Honestly, there are some days that are really hard.
Being immobilised for weeks on end while bones heal; postponing other important medical tests and treatments; trying to breathe through blinding pain; sleeping while sitting upright; these things place incredible stress on otherwise resilient and capable people.
So how do we do it? How do we get through these setbacks? There are three main things that have come to my aid recently, while accommodating an arm in a sling:
Perspective. Ordinarily, when I’m not dealing with fractures, I’m dealing with an autoimmune disease. (For ‘autoimmune’, read ‘utterly maddening and completely random’.) My usual disease has no predictable trajectory or treatment, other than treating new symptoms whenever they arise. It’s completely impossible. So it was actually a profound relief to acquire a broken bone, something that stands out definitively on an xray, something that has a known treatment and timeline for recovery. That’s perspective.
It was a profound relief to acquire a broken bone. That’s perspective.

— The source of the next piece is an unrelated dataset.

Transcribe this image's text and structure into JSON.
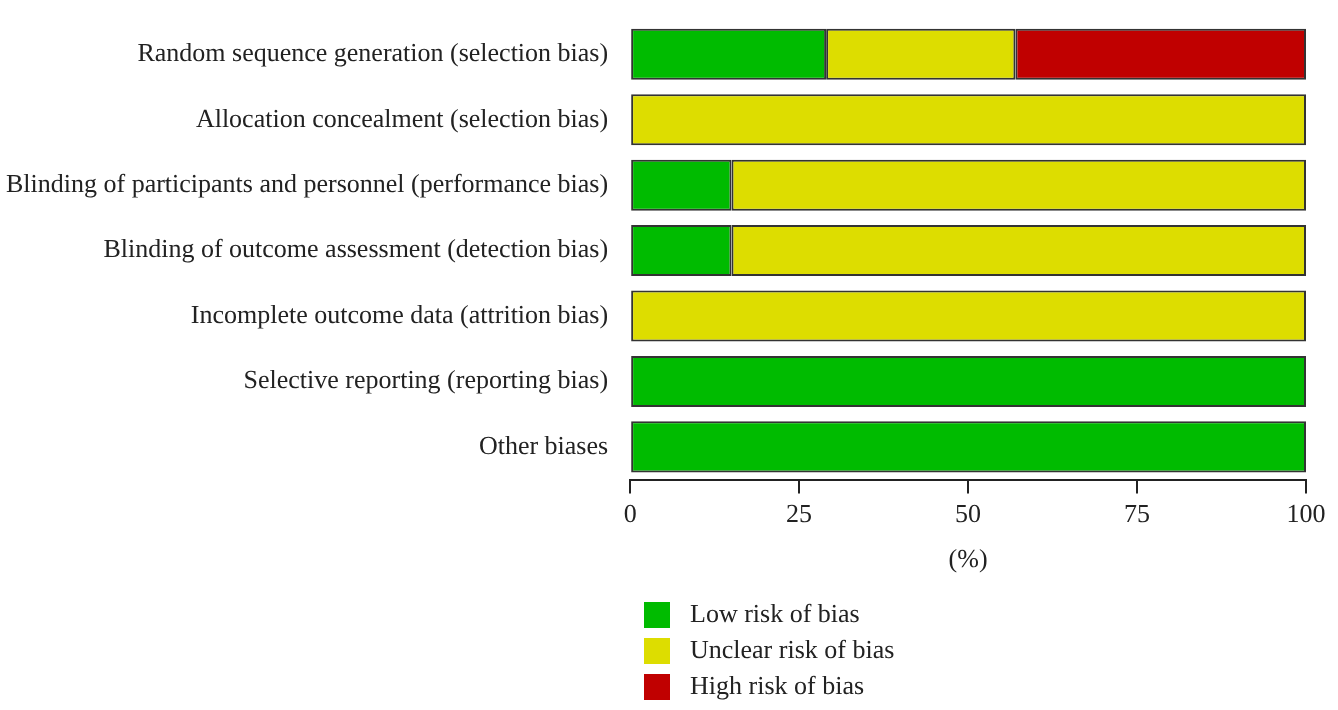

Songs. When my health issues get really bad, my prayers are often reduced to ‘Lord—help!’ Sometimes old songs come to mind as a welcome respite. In hospital with my broken shoulder, the song In Christ Alone came back to me. It was enough to remind me that my hope lies not in doctors or paramedics or painkillers, but in Christ alone. And sometimes that is enough.
Acts of mercy. I have been tremendously blessed these past few weeks by the kindness and generosity of my church family. I have leaned on my brothers and sisters in Christ out of necessity. And they have been wonderful. Everything from prayers and offers of support, to fresh flowers, to volunteering to drive me to hospital, they have been willing to show me acts of mercy. And that means the world to me.
They have been willing to show me acts of mercy.
C.S. Lewis famously said, ‘Suffering is not good in itself. What is good in any painful experience is, for the sufferer, his submission to the will of God, and, for the spectators, the compassion aroused and the acts of mercy to which it leads[i].’
If we are able to submit to God, even in the heights of pain and mortal fear, and to witness acts of mercy in others, including health professionals and church family—that may be enough to get us through those horrible setbacks.
More than that, it might put God’s glory on display too.
How do you endure difficult periods of illness? What are your top tips for surviving setbacks to your health? What advice would you give others in their times of suffering? Share your story. Let’s have a countercultural conversation.
[i] Lewis, CS 1940, The Problem of Pain, Collins Clear-Type Press, London and Glasgow, Great Britain.